Larry Walker, Colorado Rockies Once Again Left Out of Hall

Jul 18, 2015; Toronto, Ontario, CAN; Canada first base coach Larry Walker (33) yells at the baserunner against Puerto Rico during the 2015 Pan Am Games at Ajax Pan Am Ballpark. Canada beat Puerto Rico 7-1 Mandatory Credit: Tom Szczerbowski-USA TODAY Sports

We knew it was going to happen for some time, but Wednesday’s announcement made it official. Larry Walker still isn’t in the Baseball Hall of Fame and the Colorado Rockies still don’t have a player represented in Cooperstown.

With 442 ballots cast, Walker finished with a vote on 97 of them. That’s a 21.9 percent rate.

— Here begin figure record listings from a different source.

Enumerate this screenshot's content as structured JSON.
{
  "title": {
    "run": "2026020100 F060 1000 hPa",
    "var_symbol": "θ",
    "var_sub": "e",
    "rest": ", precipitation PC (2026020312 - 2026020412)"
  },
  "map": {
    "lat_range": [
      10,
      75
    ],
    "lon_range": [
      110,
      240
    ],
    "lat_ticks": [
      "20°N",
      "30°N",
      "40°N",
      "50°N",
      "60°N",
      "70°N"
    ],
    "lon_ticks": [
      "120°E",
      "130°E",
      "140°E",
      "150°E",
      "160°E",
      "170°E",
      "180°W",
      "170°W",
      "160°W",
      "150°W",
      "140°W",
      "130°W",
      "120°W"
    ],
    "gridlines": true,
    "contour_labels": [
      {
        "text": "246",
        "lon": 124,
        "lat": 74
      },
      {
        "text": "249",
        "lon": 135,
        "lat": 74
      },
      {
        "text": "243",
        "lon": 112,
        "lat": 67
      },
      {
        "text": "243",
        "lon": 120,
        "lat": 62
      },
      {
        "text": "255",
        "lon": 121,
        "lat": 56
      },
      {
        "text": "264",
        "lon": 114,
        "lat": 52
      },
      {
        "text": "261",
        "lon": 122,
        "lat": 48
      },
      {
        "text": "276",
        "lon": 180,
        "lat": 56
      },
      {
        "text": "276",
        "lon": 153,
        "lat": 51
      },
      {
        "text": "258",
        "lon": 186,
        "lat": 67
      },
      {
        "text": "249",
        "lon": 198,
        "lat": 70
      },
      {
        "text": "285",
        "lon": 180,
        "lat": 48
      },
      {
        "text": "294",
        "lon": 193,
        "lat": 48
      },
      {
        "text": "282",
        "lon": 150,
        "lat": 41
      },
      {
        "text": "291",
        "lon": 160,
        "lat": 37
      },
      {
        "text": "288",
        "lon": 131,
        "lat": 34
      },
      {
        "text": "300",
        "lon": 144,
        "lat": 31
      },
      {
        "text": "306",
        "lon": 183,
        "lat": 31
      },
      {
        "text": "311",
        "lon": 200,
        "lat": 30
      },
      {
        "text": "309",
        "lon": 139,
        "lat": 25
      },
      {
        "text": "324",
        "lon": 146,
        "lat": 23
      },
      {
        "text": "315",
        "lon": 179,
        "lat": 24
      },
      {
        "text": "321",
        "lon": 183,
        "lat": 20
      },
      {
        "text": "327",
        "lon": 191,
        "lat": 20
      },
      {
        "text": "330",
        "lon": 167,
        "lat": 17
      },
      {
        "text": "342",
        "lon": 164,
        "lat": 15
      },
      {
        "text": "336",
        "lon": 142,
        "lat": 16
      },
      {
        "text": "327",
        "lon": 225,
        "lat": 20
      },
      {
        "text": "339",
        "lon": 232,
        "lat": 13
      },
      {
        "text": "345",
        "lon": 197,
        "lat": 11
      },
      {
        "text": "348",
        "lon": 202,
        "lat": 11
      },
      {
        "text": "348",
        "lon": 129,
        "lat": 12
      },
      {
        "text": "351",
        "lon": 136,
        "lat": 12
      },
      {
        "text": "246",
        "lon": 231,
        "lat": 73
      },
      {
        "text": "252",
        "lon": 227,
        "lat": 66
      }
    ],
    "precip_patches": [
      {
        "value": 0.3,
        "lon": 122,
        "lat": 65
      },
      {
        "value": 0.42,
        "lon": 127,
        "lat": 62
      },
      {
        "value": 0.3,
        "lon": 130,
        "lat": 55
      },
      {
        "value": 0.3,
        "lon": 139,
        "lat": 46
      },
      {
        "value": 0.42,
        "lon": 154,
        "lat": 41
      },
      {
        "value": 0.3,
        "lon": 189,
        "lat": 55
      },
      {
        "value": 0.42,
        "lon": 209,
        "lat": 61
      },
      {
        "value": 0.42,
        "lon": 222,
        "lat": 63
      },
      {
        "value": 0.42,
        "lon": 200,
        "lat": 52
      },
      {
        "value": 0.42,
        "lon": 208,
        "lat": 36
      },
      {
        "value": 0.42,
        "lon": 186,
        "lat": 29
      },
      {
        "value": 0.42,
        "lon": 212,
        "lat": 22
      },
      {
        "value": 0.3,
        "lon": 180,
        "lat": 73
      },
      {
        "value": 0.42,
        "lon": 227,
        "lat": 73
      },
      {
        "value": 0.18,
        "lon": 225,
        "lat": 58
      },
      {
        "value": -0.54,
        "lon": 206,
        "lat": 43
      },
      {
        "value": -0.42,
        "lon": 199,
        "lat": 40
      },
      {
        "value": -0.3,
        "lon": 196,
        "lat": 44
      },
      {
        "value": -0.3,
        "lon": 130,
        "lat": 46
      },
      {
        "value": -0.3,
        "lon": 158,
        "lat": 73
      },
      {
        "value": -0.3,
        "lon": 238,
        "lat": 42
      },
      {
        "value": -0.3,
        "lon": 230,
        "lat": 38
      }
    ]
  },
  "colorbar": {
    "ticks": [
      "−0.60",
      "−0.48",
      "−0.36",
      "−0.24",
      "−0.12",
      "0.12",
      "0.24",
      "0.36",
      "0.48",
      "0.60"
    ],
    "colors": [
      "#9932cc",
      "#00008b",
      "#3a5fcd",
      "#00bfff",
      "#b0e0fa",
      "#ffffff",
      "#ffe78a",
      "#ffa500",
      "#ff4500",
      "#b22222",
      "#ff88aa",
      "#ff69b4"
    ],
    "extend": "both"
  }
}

In his seventh year on the Hall of Fame ballot, Walker did improve on his 15.5 percent vote from last year’s balloting. That’s the good news. The bad news is that the “Coors Field” asterisk seems to be something that Walker may never be able to shake. As Jon Heyman said in his article, “He had amazing talent and an incredible slash line, even if it was Coors-enhanced.”

That’s the prevailing thought for most Hall of Fame voters it seems. Heyman also brought up the amount of injuries that Walker endured during his career. Yes, those are things that stick in the voters’ mind as well it seems.

You’ve seen all of the reasons why Walker should be in the Hall of Fame. We broke them down in this article. You’ve seen our thoughts on why playing at altitude must be worse than taking performance-enhancing drugs. We tackled that in this article. There’s little more that can be said or explained about Walker’s Hall of Fame legitimacy. This, however, sums a lot of things up in a very simple statistical comparison…

Walker’s similarity scores on Baseball-Reference.com are pretty interesting as well. Take a look here and see how his numbers compared to Hall of Famers Joe DiMaggio, Johnny Mize and Duke Snider. There are some fascinating comparisons in there.

As a reminder, Todd Helton is eligible for Hall of Fame voting in 2019. That’s the next potential former Rockies player who could join Walker on the ballot. Will he face the same scrutiny because of his home park? Absolutely, just like Nolan Arenado or any other future Hall of Fame candidate might who played at 20th and Blake.

Again this year, Larry Walker is on the outside looking in. It’s a sad commentary on a bias that exists within the majority of voters regarding Coors Field. A player can only play the game to the best of his ability. Again this year, Hall of Fame voters told Larry Walker that that simply wasn’t enough.